The thawing of relations has led to a surge in trade, with Libyan now considered a major business partner for a number of well-known British companies. Indeed, several families of the victims of the Lockerbie atrocity argued last year that the release of the bomber, Abdelbaset Ali Mohmed al-Megrahi, was linked to improving business ties, rather than because Megrahi was dying of cancer.
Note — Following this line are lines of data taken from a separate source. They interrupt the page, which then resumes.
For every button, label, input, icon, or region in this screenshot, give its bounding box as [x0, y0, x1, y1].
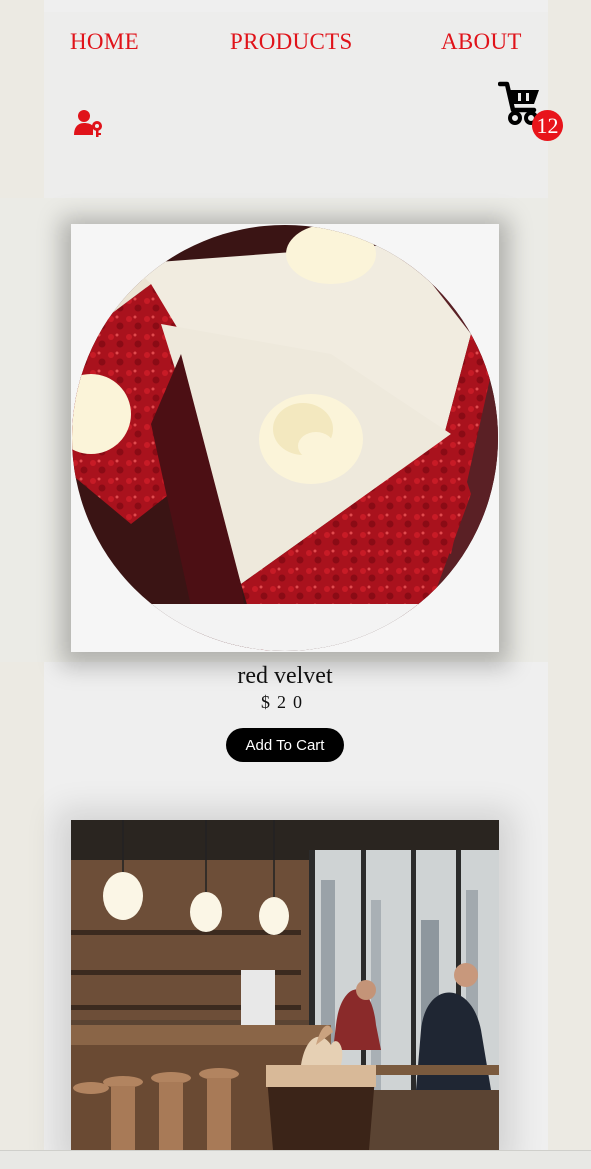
nav-products-link[interactable]: PRODUCTS — [230, 29, 353, 55]
cafe-interior-coffee-image[interactable] — [71, 820, 499, 1150]
page: HOME PRODUCTS ABOUT 12 red velvet $20 Ad… — [0, 0, 591, 1169]
user-key-icon[interactable] — [74, 109, 104, 137]
nav-home-link[interactable]: HOME — [70, 29, 139, 55]
nav-about-link[interactable]: ABOUT — [441, 29, 522, 55]
cart-count-badge: 12 — [532, 110, 563, 141]
add-to-cart-button[interactable]: Add To Cart — [226, 728, 344, 762]
header: HOME PRODUCTS ABOUT — [44, 12, 548, 200]
bottom-bar — [0, 1150, 591, 1169]
cart-button[interactable]: 12 — [498, 80, 566, 141]
product-name: red velvet — [237, 663, 333, 689]
product-price: $20 — [261, 692, 309, 712]
red-velvet-cake-image[interactable] — [71, 224, 499, 652]
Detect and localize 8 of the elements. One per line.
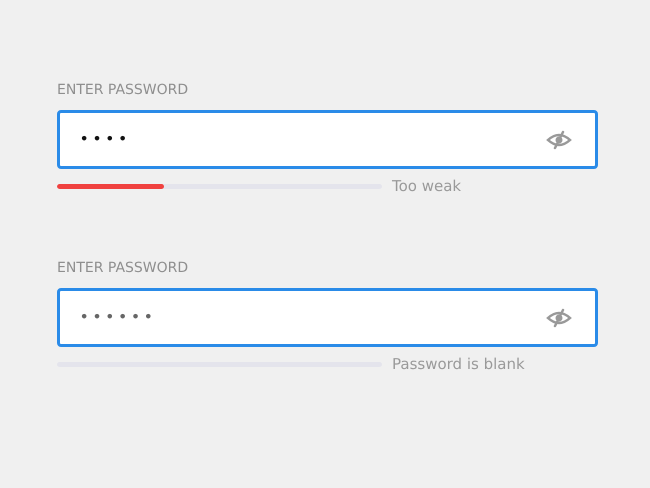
strength-text: Too weak xyxy=(392,177,462,195)
eye-slash-icon[interactable] xyxy=(546,130,572,150)
field-label: ENTER PASSWORD xyxy=(57,260,190,276)
password-field[interactable]: • • • • xyxy=(57,110,598,169)
eye-slash-icon[interactable] xyxy=(546,308,572,328)
password-field[interactable]: • • • • • • xyxy=(57,288,598,347)
field-label: ENTER PASSWORD xyxy=(57,82,190,98)
strength-text: Password is blank xyxy=(392,355,525,373)
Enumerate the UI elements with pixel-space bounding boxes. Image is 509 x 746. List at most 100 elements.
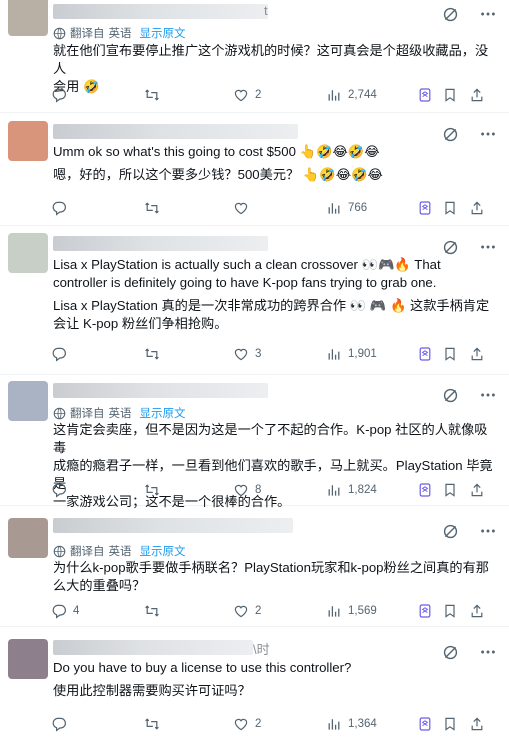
grok-bookmark-button[interactable]: [417, 716, 433, 732]
author-name-blurred[interactable]: [53, 4, 268, 19]
retweet-button[interactable]: [144, 716, 160, 732]
share-button[interactable]: [469, 87, 485, 103]
more-icon[interactable]: [479, 238, 497, 256]
views-button[interactable]: 766: [326, 200, 367, 216]
like-button[interactable]: 2: [233, 603, 261, 619]
share-button[interactable]: [469, 346, 485, 362]
avatar[interactable]: [8, 121, 48, 161]
retweet-icon: [145, 484, 159, 496]
views-icon: [328, 606, 340, 617]
grok-icon[interactable]: [442, 126, 459, 143]
reply-tweet[interactable]: Umm ok so what's this going to cost $500…: [0, 113, 509, 226]
share-icon: [471, 483, 483, 497]
reply-icon: [52, 604, 66, 619]
more-icon[interactable]: [479, 5, 497, 23]
like-button[interactable]: 2: [233, 87, 261, 103]
bookmark-icon: [445, 604, 455, 618]
retweet-icon: [145, 718, 159, 730]
avatar[interactable]: [8, 0, 48, 36]
bookmark-button[interactable]: [442, 716, 458, 732]
timestamp[interactable]: t: [264, 3, 268, 18]
reply-button[interactable]: [51, 346, 67, 362]
view-count: 2,744: [348, 89, 377, 101]
views-button[interactable]: 2,744: [326, 87, 377, 103]
reply-feed: t 翻译自 英语 显示原文 就在他们宣布要停止推广这个游戏机的时候？这可真会是个…: [0, 0, 509, 746]
more-icon[interactable]: [479, 386, 497, 404]
grok-bookmark-button[interactable]: [417, 603, 433, 619]
reply-button[interactable]: [51, 482, 67, 498]
retweet-button[interactable]: [144, 603, 160, 619]
author-name-blurred[interactable]: [53, 640, 253, 655]
avatar[interactable]: [8, 233, 48, 273]
share-button[interactable]: [469, 200, 485, 216]
reply-button[interactable]: [51, 716, 67, 732]
avatar[interactable]: [8, 639, 48, 679]
grok-bookmark-button[interactable]: [417, 87, 433, 103]
share-button[interactable]: [469, 482, 485, 498]
views-button[interactable]: 1,364: [326, 716, 377, 732]
grok-icon[interactable]: [442, 239, 459, 256]
retweet-button[interactable]: [144, 482, 160, 498]
bookmark-button[interactable]: [442, 200, 458, 216]
grok-bookmark-button[interactable]: [417, 482, 433, 498]
like-button[interactable]: 8: [233, 482, 261, 498]
views-button[interactable]: 1,824: [326, 482, 377, 498]
bookmark-grok-icon: [419, 347, 431, 361]
bookmark-button[interactable]: [442, 346, 458, 362]
grok-icon[interactable]: [442, 523, 459, 540]
reply-button[interactable]: 4: [51, 603, 79, 619]
author-name-blurred[interactable]: [53, 518, 293, 533]
grok-icon[interactable]: [442, 6, 459, 23]
like-icon: [234, 605, 248, 618]
grok-bookmark-button[interactable]: [417, 200, 433, 216]
reply-tweet[interactable]: 翻译自 英语 显示原文 为什么k-pop歌手要做手柄联名？PlayStation…: [0, 506, 509, 627]
show-original-link[interactable]: 显示原文: [140, 25, 186, 41]
bookmark-icon: [445, 88, 455, 102]
show-original-link[interactable]: 显示原文: [140, 543, 186, 559]
retweet-button[interactable]: [144, 87, 160, 103]
show-original-link[interactable]: 显示原文: [140, 405, 186, 421]
share-icon: [471, 201, 483, 215]
more-icon[interactable]: [479, 125, 497, 143]
share-button[interactable]: [469, 716, 485, 732]
bookmark-button[interactable]: [442, 87, 458, 103]
retweet-button[interactable]: [144, 346, 160, 362]
share-icon: [471, 88, 483, 102]
timestamp[interactable]: \时: [253, 639, 270, 658]
author-name-blurred[interactable]: [53, 383, 268, 398]
avatar[interactable]: [8, 381, 48, 421]
view-count: 1,569: [348, 605, 377, 617]
retweet-button[interactable]: [144, 200, 160, 216]
views-button[interactable]: 1,901: [326, 346, 377, 362]
views-icon: [328, 203, 340, 214]
reply-icon: [52, 347, 66, 362]
grok-bookmark-button[interactable]: [417, 346, 433, 362]
views-button[interactable]: 1,569: [326, 603, 377, 619]
reply-tweet[interactable]: 翻译自 英语 显示原文 这肯定会卖座，但不是因为这是一个了不起的合作。K-pop…: [0, 375, 509, 509]
bookmark-button[interactable]: [442, 603, 458, 619]
reply-tweet[interactable]: \时 Do you have to buy a license to use t…: [0, 627, 509, 746]
reply-button[interactable]: [51, 87, 67, 103]
like-button[interactable]: [233, 200, 249, 216]
like-count: 2: [255, 605, 262, 617]
reply-button[interactable]: [51, 200, 67, 216]
reply-tweet[interactable]: t 翻译自 英语 显示原文 就在他们宣布要停止推广这个游戏机的时候？这可真会是个…: [0, 0, 509, 113]
tweet-text-line: 么大的重叠吗？: [53, 578, 146, 593]
like-button[interactable]: 2: [233, 716, 261, 732]
reply-tweet[interactable]: Lisa x PlayStation is actually such a cl…: [0, 226, 509, 375]
like-button[interactable]: 3: [233, 346, 261, 362]
views-icon: [328, 349, 340, 360]
translated-from-label: 翻译自: [70, 546, 105, 558]
more-icon[interactable]: [479, 522, 497, 540]
author-name-blurred[interactable]: [53, 236, 268, 251]
source-language: 英语: [108, 28, 132, 40]
bookmark-grok-icon: [419, 88, 431, 102]
share-button[interactable]: [469, 603, 485, 619]
grok-icon[interactable]: [442, 387, 459, 404]
avatar[interactable]: [8, 518, 48, 558]
bookmark-button[interactable]: [442, 482, 458, 498]
view-count: 1,364: [348, 718, 377, 730]
author-name-blurred[interactable]: [53, 124, 298, 139]
like-count: 3: [255, 348, 262, 360]
tweet-text-line: 会让 K-pop 粉丝们争相抢购。: [53, 316, 228, 331]
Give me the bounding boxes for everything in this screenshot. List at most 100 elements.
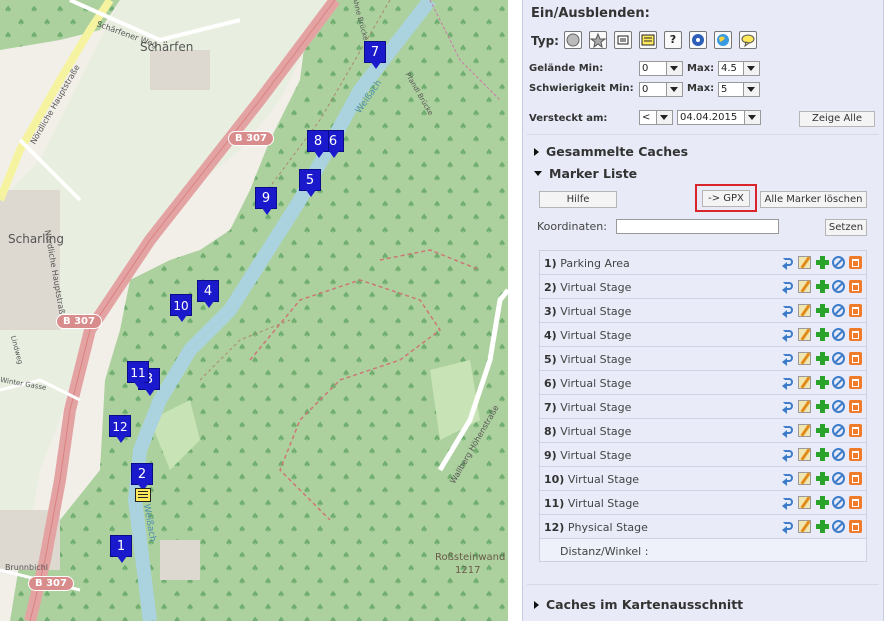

He is still alive.
According to UK Trade and Investment, the government body that promotes trade between Britain and other countries, British exports to Libya were worth £423m in 2009 – 51 per cent more than in 2008. The organisation says "many well-known companies are active in the Libyan market", including Marks & Spencer and Rentokil. The Libya British Business Council, which encourages trade between the two nations, lists Barclays, HSBC, BP and the law firm Denton Wilde Sapte among its council members.
BP, for example, and its Libyan partner, Libya Investment Corp, signed a $900m deal to develop onshore and offshore projects in May 2007.
Michael Lacey, the managing partner in Denton Wilde Sapte's Cairo office, said many industries were looking to expand in Libya. "They are all there: construction, airlines, hotels, banks and oil and gas. If British companies are not already in Libya, they are certainly dipping their toes in the water," he added. "Over the past few years it has become clear this is an economy that people want to be associated with."